Don’t hate the black
Don’t hate the white
If you get bitten
Just hate the bite.
That’s how Sly Stone introduces a medley in the video of his 1968 TV appearance below. His group, Sly and the Family Stone, was an early musical crossover band, black and white, male and female, rock and soul. Their music expressed a joy that transcended boundaries and included all.
They say that if you can remember the Sixties, you weren’t there, and drugs took an awful eventual toll on Sly and the Family Stone. But I was only an occasional marijuana user and never (believe it or not) took a psychedelic drug, even though I lived in Philadelphia’s counterculture center. My neurons have not lost their paths back to that seminal decade. So when I read the New York Times online every morning, the obituary page often brings sorry and joy — sorrow over a death, joy about a revived memory.

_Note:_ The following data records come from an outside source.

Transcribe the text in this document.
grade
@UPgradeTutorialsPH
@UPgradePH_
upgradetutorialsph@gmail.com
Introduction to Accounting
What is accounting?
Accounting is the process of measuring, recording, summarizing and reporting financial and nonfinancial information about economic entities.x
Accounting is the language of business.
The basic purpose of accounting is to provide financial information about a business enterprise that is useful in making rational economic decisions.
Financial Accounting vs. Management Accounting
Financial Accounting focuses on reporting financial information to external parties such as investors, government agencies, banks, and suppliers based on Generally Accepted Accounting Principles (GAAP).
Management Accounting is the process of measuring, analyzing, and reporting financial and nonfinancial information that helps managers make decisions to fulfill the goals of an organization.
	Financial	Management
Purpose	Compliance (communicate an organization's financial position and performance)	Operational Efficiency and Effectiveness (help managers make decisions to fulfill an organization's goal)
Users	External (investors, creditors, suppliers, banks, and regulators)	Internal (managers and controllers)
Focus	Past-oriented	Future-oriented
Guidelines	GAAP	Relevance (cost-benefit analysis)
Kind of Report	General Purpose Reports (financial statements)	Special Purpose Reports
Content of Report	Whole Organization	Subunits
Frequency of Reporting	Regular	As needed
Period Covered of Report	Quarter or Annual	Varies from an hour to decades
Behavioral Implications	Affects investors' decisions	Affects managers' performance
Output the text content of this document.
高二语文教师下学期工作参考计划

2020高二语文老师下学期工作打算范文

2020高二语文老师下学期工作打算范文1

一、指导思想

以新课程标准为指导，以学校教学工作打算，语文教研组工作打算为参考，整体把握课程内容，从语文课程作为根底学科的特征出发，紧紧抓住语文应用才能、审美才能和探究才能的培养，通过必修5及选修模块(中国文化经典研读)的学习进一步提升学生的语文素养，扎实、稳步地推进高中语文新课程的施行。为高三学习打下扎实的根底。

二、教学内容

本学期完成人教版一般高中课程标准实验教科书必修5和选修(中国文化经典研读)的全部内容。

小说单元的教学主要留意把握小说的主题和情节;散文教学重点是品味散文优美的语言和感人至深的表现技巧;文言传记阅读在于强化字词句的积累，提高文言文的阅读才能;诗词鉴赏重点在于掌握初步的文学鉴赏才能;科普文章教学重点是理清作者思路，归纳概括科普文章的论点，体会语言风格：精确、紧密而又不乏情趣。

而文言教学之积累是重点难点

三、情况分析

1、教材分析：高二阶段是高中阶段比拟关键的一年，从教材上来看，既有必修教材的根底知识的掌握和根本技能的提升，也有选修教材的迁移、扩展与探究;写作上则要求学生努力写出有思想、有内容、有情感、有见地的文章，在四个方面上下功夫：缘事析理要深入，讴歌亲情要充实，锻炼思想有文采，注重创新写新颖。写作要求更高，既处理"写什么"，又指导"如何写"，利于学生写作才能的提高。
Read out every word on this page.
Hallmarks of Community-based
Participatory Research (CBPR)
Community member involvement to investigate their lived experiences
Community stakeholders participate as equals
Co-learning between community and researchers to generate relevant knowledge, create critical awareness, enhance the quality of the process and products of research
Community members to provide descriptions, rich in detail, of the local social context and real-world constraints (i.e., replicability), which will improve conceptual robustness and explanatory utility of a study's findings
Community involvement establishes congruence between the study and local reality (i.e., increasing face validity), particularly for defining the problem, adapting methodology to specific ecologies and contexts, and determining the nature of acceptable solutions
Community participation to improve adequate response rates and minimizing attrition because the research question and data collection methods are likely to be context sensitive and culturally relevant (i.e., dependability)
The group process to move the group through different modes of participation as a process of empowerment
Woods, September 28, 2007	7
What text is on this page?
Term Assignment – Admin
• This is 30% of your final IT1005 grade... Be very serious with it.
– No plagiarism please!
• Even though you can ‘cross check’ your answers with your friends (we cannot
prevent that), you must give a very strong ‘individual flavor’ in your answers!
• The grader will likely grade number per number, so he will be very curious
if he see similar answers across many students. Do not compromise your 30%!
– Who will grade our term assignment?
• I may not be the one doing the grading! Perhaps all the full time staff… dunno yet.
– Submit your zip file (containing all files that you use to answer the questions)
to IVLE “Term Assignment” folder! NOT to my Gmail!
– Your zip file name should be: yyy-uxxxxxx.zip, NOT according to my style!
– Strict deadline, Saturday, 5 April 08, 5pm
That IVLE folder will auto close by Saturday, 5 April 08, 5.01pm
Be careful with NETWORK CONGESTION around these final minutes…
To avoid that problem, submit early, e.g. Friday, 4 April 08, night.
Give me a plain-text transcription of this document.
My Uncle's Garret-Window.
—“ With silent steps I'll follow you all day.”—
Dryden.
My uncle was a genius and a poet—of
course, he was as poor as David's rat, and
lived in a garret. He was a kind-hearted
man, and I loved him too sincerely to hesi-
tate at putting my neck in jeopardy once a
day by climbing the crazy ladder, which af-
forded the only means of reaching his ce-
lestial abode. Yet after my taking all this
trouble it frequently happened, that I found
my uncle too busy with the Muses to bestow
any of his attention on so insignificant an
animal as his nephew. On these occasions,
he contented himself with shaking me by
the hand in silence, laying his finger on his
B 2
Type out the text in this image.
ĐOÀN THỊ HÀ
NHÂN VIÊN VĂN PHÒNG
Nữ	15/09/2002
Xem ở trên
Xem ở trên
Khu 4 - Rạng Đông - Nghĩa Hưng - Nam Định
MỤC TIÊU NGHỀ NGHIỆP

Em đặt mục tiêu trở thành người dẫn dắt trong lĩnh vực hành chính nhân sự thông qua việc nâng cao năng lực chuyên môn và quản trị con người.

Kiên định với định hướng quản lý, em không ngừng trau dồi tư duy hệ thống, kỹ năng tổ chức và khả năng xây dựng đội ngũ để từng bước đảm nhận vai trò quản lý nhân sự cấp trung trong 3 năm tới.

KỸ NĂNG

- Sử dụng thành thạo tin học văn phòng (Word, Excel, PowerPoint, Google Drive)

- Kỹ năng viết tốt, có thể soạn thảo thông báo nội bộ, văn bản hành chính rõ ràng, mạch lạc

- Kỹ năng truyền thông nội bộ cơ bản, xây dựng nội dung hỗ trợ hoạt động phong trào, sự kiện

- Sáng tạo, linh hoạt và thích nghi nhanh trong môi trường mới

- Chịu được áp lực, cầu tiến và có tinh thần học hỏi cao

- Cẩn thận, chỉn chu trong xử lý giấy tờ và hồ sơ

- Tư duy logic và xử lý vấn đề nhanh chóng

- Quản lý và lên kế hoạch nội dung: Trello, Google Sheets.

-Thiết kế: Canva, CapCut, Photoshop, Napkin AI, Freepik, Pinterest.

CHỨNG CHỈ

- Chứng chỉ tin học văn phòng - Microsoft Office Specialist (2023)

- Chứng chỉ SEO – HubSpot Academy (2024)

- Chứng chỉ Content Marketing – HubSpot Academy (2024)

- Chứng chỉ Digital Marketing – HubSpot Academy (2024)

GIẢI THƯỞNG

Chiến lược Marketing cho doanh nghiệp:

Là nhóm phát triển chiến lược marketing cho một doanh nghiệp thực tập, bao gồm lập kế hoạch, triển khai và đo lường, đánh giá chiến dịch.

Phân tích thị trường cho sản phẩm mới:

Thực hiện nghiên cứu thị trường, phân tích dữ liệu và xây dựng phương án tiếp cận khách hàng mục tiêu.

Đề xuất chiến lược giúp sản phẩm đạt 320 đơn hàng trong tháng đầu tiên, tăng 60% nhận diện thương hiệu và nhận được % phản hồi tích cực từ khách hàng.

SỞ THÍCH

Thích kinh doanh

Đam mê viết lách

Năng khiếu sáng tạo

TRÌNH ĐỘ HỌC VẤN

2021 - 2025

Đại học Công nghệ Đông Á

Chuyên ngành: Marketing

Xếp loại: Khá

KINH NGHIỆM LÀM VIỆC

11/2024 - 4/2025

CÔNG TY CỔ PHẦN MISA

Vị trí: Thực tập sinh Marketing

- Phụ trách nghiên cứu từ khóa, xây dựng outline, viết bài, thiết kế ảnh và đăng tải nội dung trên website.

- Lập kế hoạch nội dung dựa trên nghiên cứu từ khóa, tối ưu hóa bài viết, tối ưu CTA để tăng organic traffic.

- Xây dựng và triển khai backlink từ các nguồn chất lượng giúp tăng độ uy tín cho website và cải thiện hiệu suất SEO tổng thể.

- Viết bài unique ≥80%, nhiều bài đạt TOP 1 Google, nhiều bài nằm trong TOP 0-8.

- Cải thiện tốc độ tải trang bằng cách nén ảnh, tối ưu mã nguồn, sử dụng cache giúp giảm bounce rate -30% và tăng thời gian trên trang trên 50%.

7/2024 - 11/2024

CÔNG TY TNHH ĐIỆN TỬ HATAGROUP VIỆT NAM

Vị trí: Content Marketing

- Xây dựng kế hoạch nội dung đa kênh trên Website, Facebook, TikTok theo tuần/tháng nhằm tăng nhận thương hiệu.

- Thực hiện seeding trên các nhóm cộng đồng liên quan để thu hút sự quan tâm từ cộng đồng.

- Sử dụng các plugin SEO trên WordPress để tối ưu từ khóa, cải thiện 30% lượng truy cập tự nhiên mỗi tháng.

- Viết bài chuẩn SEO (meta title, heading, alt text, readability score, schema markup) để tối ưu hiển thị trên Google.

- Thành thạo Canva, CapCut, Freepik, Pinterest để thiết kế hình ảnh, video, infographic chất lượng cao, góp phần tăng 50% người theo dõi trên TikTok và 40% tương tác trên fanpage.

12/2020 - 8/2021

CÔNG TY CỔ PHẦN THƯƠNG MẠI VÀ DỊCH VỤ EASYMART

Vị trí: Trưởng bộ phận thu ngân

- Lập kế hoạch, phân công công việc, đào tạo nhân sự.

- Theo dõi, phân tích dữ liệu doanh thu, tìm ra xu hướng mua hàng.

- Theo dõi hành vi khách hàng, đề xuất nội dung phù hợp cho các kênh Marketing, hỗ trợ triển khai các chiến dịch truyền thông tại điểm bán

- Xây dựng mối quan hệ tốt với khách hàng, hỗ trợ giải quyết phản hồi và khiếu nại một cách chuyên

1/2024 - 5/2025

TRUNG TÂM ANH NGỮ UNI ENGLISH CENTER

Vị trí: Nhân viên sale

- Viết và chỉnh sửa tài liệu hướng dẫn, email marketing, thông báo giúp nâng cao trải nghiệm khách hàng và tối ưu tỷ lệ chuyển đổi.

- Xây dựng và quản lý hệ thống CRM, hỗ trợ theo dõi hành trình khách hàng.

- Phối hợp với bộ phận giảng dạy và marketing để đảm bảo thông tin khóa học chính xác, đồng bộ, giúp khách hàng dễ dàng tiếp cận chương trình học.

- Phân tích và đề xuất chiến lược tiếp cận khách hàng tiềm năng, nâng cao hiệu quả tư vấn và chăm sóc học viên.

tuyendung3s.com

Today I read of Cynthia Robinson’s death at 71 of cancer, the band’s trumpet player. She succeeded in two male-dominated fields: trumpet and rock music.
Sly and the Family Stone was formed in 1967, and here’s how Robinson described one of the early rehearsals:
We hit that first note, and it was like the Fourth of July — I just saw sparks and lights and my body just went totally nuts. I couldn’t play anymore — it was magnificent. I’d never heard a sound that great.
Cynthia’s voice is not often heard in the music of Sly and the Family Stone, but it lives on in the shout that exhorts us to Dance to the Music.
Copyright 2015 © Mel Harkrader Pine
My introduction to Sly and the Family Stone was through Hall and Oates, another rock and soul band (they’re from Philly). They covered Hot Fun in the Summertime on one of their concert videos. I probably should check out more of Sly’s music; I like what I’ve heard so far.